Nicht die Technik, das Wetter war Thema an diesem frühen Samstagmorgen auf der Schleuse in Wipfeld. Es mache einfach keinen Spaß, bei Wind und Nässe stundenlang zu arbeiten, zu warten, bis sich millimetergenau alles löst, alles sitzt, sagt Schlichtmann. Geduld muss er, müssen die 30 Leute trotzdem haben, die die alten Tore per Autokran aus den Verankerungen heben lassen. Knallen 19 Tonnen Stahl auf eine Wand, gar auf eine Halterung, dann bleibt nicht nur eine Schramme, dann müssen Stahl- und Betonbauer und die Bauingenieure schnell eine Lösung finden. Denn klar ist, in zwei Wochen läuft die Schifffahrt, Zeitverzögerungen gibt es nicht. Als das erste Tor gehoben wird, kommt die Sonne.
Nach sechs Jahrzehnten haben sie ausgedient, die Tore der Schleusenkammern bei Garstadt und Wipfeld. Auf dem Wasserweg kamen die neuen nach viermonatiger Bauzeit in einer Flensburger Werft an den Main. Dort wurde es am Samstag spannend. Autokräne, die bis zu 300 Tonnen heben können, holten die alten und jeweils 19 Tonnen schweren Kolosse aus den Verankerungen.
Alljährlich werden im April die Schleusen am Main, Main-Donau-Kanal und an der Donau instand gesetzt. Auf der 760 Kilometer langen transeuropäischen Wasserstraße ruht dann der „Durchgangsverkehr“. Das Wasser und Schifffahrtsamt Schweinfurt, zuständig für den Bereich Viereth bis Rothenfels, hat diesmal Aufträge für 5,5 Millionen Euro vergeben. Trockengelegt sind seit dem Wochenende die Schleusen Steinbach, Würzburg, Wipfeld, Garstadt und Knetzgau. Besonders aufwendig sind die Arbeiten bei Wipfeld und Garstadt, weil nur hier der Austausch der Tore ansteht.
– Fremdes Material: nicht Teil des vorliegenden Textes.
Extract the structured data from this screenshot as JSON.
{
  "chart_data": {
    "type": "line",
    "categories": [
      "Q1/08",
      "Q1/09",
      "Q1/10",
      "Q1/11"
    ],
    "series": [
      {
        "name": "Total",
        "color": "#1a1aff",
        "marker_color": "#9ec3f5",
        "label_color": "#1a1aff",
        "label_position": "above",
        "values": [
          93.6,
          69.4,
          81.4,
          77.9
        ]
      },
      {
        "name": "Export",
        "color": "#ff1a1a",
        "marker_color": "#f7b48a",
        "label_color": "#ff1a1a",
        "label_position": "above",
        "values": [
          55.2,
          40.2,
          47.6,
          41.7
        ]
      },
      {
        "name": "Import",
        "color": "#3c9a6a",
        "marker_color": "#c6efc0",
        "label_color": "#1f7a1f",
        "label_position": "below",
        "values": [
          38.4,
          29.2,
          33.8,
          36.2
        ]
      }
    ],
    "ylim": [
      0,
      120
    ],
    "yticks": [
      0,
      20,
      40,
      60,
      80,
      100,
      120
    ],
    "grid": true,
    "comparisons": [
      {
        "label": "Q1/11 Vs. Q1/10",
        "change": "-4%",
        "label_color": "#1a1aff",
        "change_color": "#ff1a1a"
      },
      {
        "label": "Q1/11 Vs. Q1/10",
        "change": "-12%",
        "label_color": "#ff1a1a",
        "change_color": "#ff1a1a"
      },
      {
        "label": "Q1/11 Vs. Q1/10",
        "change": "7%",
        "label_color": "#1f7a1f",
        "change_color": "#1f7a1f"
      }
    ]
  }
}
Von einem strengen Terminplan berichten die Bauingenieure des Wasser- und Schifffahrtsamtes (WSA), Maik Rettstadt (zuständig in Wipfeld) und Kai Schlichtmann (Garstadt). Die Binnenschifffahrt kennt den Termin seit zwei Jahren, konnte sich auf ihn frühzeitig einstellen, um sicherzustellen, dass auch in diesem Jahr rund sieben Millionen Gütertonnen auf 10 000 Schiffen Garstadt und Wipfeld passieren. „Freie Fahrt“ wird auf dem Main am Montag, 26. April, 12 Uhr, gegeben.
Eingestellt wurde die Schifffahrt an den beiden Schleusen bereits am vergangenen Freitag gegen 15.30 Uhr. Vor und nach den Schleusenkammern wurden Notverschlüsse installiert, wobei Taucher zum Einsatz kamen. Anschließend galt es, das Wasser zwischen den Außentoren und den provisorischen Verschlüssen über Nacht abzupumpen. Am Samstag, um 8 Uhr, begann an beiden Standorten der Abbau. Jeweils 30 Mann des WSA und der Flensburger Stahlbaufirma Nobiskrug waren damit beschäftigt. Das Ausheben der alten Tore erstreckte sich dann von 10 Uhr bis in den späten Nachmittag hinein.
In Garstadt werden nur die Außentore ausgetauscht. Das Mitteltor bleibt. Es wurde vor 15 Jahren erneuert, nachdem ein Güterschiff das Tor gerammt hatte. Die funkelnagelneuen Modelle sind deutlich schwerer als die Vorgänger, wiegen 23 Tonnen. Stärkere Stahlbleche dienen der Sicherheit.
Bei der großen Revision (alle zwei Jahre, dazwischen ruht im April die Schifffahrt nur acht Tage) werden die 300 Meter langen und 12,5 Meter breiten Schleusenkammern genau unter die Lupe genommen. Die Becken werden vermessen, alle Schäden repariert. Am Montag beginnt auch schon die aufwändige Betonsanierung. Außerdem werden alle Stahlleitern, die in die Kammern führen, ausgetauscht. Die Kosten für die Sanierung in Wipfeld sind auf 1,5 Millionen Euro, die für die Schleuse in Garstadt auf eine Million Euro veranschlagt.